Nixon defeated Voorhis, but never forgot what Warren had done. “Right then, a slow burn was kindled in Richard Nixon,” campaign aide Bill Arnold, recalled.
The slow burn blazed in 1950, when Nixon ran a successful Red-baiting campaign for the U.S. Senate against his Democratic opponent— Helen Gahagan Douglas - and Warren refused to endorse him. Nixon and his friends were outraged. “Unless a man is a crook he is entitled to the united support of the party he represents,” Nixon’s mentor, banker Herman Perry, wrote the congressman. Warren’s actions would “not go well with me and 80 percent of the real Republicans.”
When Warren stumbled during the Republican presidential primaries in 1952, Nixon’s wife, Pat, gloated in a letter to a friend. “Warren’s showing in Oregon was sad,” she wrote. “I’m not crying.”
Nixon himself went further. He boarded the Warren campaign train as it made its way from Sacramento to the Republican convention in Chicago, and stealthily urged California’s delegates to support the governor’s rival, General Dwight Eisenhower. The episode became known in state political lore as “The Great Train Robbery.” At the convention, Nixon was tireless, securing the delegation for Ike on the key procedural votes that determined the nomination.
Warren, fuming, sent an envoy to Eisenhower. “We have a traitor in our delegation,” he charged. “It’s Nixon.” But Ike declined to act. In fact, he told the envoy, Nixon was likely to be the general’s running mate. For “keeping the California delegation in line,” Nixon had been given a place atop the short list, Eisenhower’s campaign manager later confirmed.

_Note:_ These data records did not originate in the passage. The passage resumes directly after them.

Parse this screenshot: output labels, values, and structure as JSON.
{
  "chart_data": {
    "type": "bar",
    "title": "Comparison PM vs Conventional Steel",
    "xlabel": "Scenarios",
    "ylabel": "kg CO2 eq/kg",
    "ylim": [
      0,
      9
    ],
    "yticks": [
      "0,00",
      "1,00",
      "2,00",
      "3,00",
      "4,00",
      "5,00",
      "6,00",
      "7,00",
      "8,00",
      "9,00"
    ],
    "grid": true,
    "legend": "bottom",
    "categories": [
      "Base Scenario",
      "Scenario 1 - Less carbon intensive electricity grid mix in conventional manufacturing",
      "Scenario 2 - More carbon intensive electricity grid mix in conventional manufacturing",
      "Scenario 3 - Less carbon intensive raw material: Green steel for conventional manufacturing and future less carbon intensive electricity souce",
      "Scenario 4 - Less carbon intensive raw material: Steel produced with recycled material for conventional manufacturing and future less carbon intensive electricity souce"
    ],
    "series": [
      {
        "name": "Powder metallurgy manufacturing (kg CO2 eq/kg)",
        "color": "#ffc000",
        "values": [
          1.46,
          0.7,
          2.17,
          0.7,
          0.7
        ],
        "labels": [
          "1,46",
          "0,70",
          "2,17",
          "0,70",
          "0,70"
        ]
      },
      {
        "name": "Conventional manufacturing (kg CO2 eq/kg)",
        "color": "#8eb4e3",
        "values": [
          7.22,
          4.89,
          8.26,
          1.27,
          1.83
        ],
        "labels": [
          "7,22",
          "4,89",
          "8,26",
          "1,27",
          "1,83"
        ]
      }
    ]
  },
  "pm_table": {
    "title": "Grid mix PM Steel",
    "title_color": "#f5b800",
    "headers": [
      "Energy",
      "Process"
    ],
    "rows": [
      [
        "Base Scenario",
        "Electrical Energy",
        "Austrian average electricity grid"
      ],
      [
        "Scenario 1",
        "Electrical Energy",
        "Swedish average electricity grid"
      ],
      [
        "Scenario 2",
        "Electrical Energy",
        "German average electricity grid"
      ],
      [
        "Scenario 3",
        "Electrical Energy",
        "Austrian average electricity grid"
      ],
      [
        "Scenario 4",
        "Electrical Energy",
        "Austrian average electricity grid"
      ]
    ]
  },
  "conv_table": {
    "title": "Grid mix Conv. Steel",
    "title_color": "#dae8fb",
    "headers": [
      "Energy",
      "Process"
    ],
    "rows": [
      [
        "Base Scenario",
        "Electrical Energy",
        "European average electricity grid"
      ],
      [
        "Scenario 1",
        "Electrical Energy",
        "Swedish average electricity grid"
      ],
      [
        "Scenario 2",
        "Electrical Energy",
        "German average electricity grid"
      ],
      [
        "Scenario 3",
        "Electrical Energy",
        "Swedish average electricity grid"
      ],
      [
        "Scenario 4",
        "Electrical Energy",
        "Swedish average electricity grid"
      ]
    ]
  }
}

The feuding reached full boil. At the California delegation caucus, Warren thanked his supporters for their help and publicly snubbed Nixon. “The slight was perfectly obvious, as it was intended to be,” one of Nixon’s friends recorded in a diary. Warren believed that “Dick was trying to sabotage him.”
From that day forward, “Warren hated Nixon,” longtime Republican fundraiser Asa Call remembered in an oral history. Over the years, Warren would tell people how “Nixon cut my throat from here to here,” and gesture with his finger across his neck. <...>
The quarrel ebbed until 1968, when Nixon launched yet another comeback, campaigning for the presidency. The smoldering fuse got fanned, and the resulting detonation transformed the Supreme Court nomination process.
Warren was ready to retire, but didn’t want Nixon to name his successor. He approached President Lyndon Johnson, and reached an agreement to have LBJ’s good friend and adviser, Supreme Court Justice Abe Fortas, promoted to chief justice after just a couple of years on the court.
Nixon would have none of it. Employing the reasoning used by today’s Republicans when they blocked Judge Merrick Garland’s nomination to the court last year, Nixon argued that “a new president with a fresh mandate” should fill the empty seat.
Senate Republicans went to work, filibustered, and blocked the Fortas nomination. Warren was compelled to stay on, with the sour duty of swearing-in Nixon as the 37th president in January 1969.
Senate Democrats, however, seethed at the manner in which Fortas was treated. Their wrath grew downright broiling when reports from the Nixon Justice Department confirmed that Fortas was on a $20,000-a-year retainer from a convicted financier. Fortas resigned in May, and Warren, not getting any younger, finally stepped down from his seat in June. Nixon would now have two seats to fill.